Published on Apr 25, 2016




> The intralogistic of tomorrow is not only digital connected, but also increasingly automated. Linde Material Handling developed together with the French robotic expert Balyo a solution for automated guided vehicles (AGV), a self-driving forklift truck system. With this solution Linde responds to the current requirements in the logistic industry. The first developed trucks Linde presented in March 2016 at the exhibition LogiMAT in Stuttgart.

----------


## Airicist

Safety warehouse with Linde BlueSpotTM for forklift trucks

Published on May 4, 2016




> Standards of safety, comfort and efficiency for forklift trucks are steadily rising in intralogistics. That is why Linde developed the Linde BlueSpotTM headlight. It completely illuminates the working field of view by 180 degrees. That draws greater attention to vehicle movements and increases safety. Ian Hayter, logistics supervisor at Miele UK, would definitely recommend Linde BlueSpotTM to other companies.

----------


## Airicist

Forklift trucks as automated guided vehicles at Wolf GmbH

Published on May 17, 2016




> Wolf GmbH, the leading system supplier in heating and ventilation technology as well as solar equipment, has optimized its internal logistics at the pallet warehouse with an automated guided forklift truck system (AGV) of Linde Robotics.
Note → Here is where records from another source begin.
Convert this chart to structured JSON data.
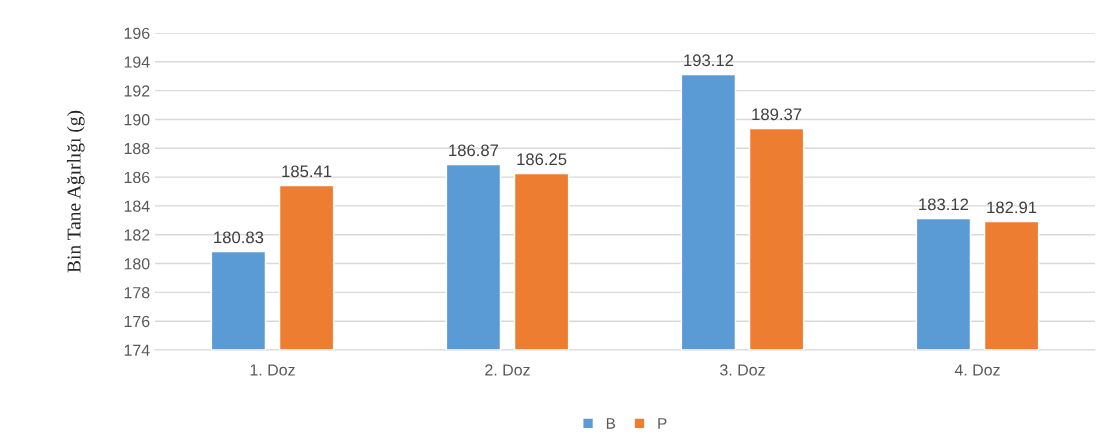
{
  "chart_data": {
    "type": "bar",
    "ylabel": "Bin Tane Ağırlığı (g)",
    "categories": [
      "1. Doz",
      "2. Doz",
      "3. Doz",
      "4. Doz"
    ],
    "series": [
      {
        "name": "B",
        "color": "#5b9bd5",
        "values": [
          180.83,
          186.87,
          193.12,
          183.12
        ]
      },
      {
        "name": "P",
        "color": "#ed7d31",
        "values": [
          185.41,
          186.25,
          189.37,
          182.91
        ]
      }
    ],
    "ylim": [
      174,
      196
    ],
    "yticks": [
      174,
      176,
      178,
      180,
      182,
      184,
      186,
      188,
      190,
      192,
      194,
      196
    ],
    "grid": "y",
    "legend": "bottom",
    "data_labels": true
  }
}
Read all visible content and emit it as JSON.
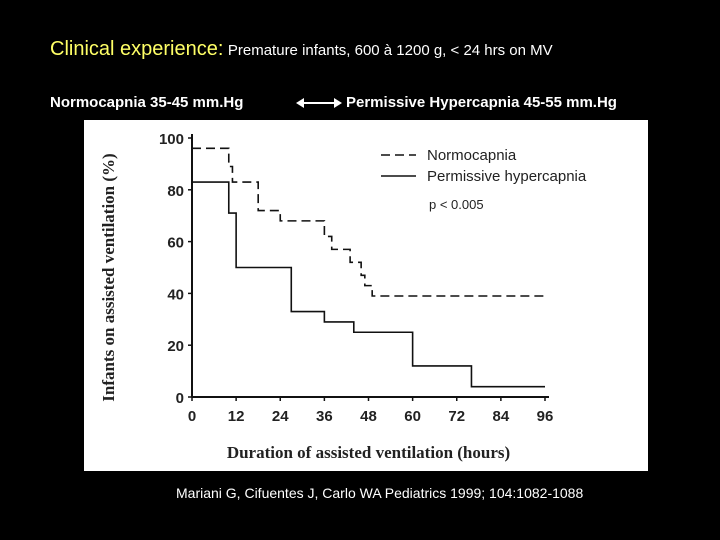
{
  "slide": {
    "title_main": "Clinical experience:",
    "title_sub": "Premature infants, 600 à 1200 g, < 24 hrs on MV",
    "mode_left": "Normocapnia  35-45 mm.Hg",
    "mode_right": "Permissive Hypercapnia  45-55 mm.Hg",
    "citation": "Mariani G, Cifuentes J, Carlo WA  Pediatrics 1999; 104:1082-1088"
  },
  "colors": {
    "background": "#000000",
    "title_accent": "#ffff66",
    "panel": "#ffffff",
    "ink": "#111111"
  },
  "chart_data": {
    "type": "line",
    "step": true,
    "title": "",
    "xlabel": "Duration of assisted ventilation (hours)",
    "ylabel": "Infants on assisted ventilation (%)",
    "xlim": [
      0,
      96
    ],
    "ylim": [
      0,
      100
    ],
    "x_ticks": [
      0,
      12,
      24,
      36,
      48,
      60,
      72,
      84,
      96
    ],
    "y_ticks": [
      0,
      20,
      40,
      60,
      80,
      100
    ],
    "grid": false,
    "legend_position": "top-right",
    "annotation": "p < 0.005",
    "series": [
      {
        "name": "Normocapnia",
        "style": "dashed",
        "x": [
          0,
          8,
          10,
          11,
          18,
          24,
          30,
          36,
          38,
          43,
          46,
          47,
          49,
          96
        ],
        "y": [
          96,
          96,
          89,
          83,
          72,
          68,
          68,
          62,
          57,
          52,
          47,
          43,
          39,
          39
        ]
      },
      {
        "name": "Permissive hypercapnia",
        "style": "solid",
        "x": [
          0,
          8,
          10,
          12,
          24,
          27,
          36,
          44,
          60,
          70,
          76,
          96
        ],
        "y": [
          83,
          83,
          71,
          50,
          50,
          33,
          29,
          25,
          12,
          12,
          4,
          4
        ]
      }
    ]
  }
}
Linde Robotics offers great advantages compared to other systems. For example the adaption to new routes and tasks and the easy installation and use. The autonomously, driverless trucks allow many future usage scenarios.

----------


## Airicist

Safety warehouse with Linde Speed Assist for forklift trucks

Published on May 23, 2016




> It’s safety first when it comes to forklift trucks in logistics at Wavin, global market leader in plastic pipe systems and solutions for the residential, commercial and civil engineering sectors. Ansgar Bojer, Head of Logistics at the company’s Twist site, explains the Work SafeTM programme. In keeping with the motto “Think Safe, Act Safe”, Wavin increased the safety of their forklift operations – in three different ways: by requiring seatbelts to be worn and by using BlueSpot™ and Speed Assist.

----------


## Airicist

Forklift trucks as automated guided vehicles at Massilly

Published on Oct 26, 2016




> The Massilly Group is a leading manufacturer of metal packages located in France. Forklift trucks as automated guided vehicles are in use since 2012. The AGVs retrieve packages on pallets when they come out of the palletising robot. They carry them to the stretch film wrapping machines and afterwards places it on the warehouse loading bay. The customer compliments the Linde Robotics Solution because it offers reliability and ease of use. Furthermore the automated system has vastly limited the risk of accidents. Based on the positive experience, Massilly is thinking about implementing other installations that use AGVs.

----------


## Marius Titulescu

I would like to see these in action. 
They should optimize the process and decrease accidents.

----------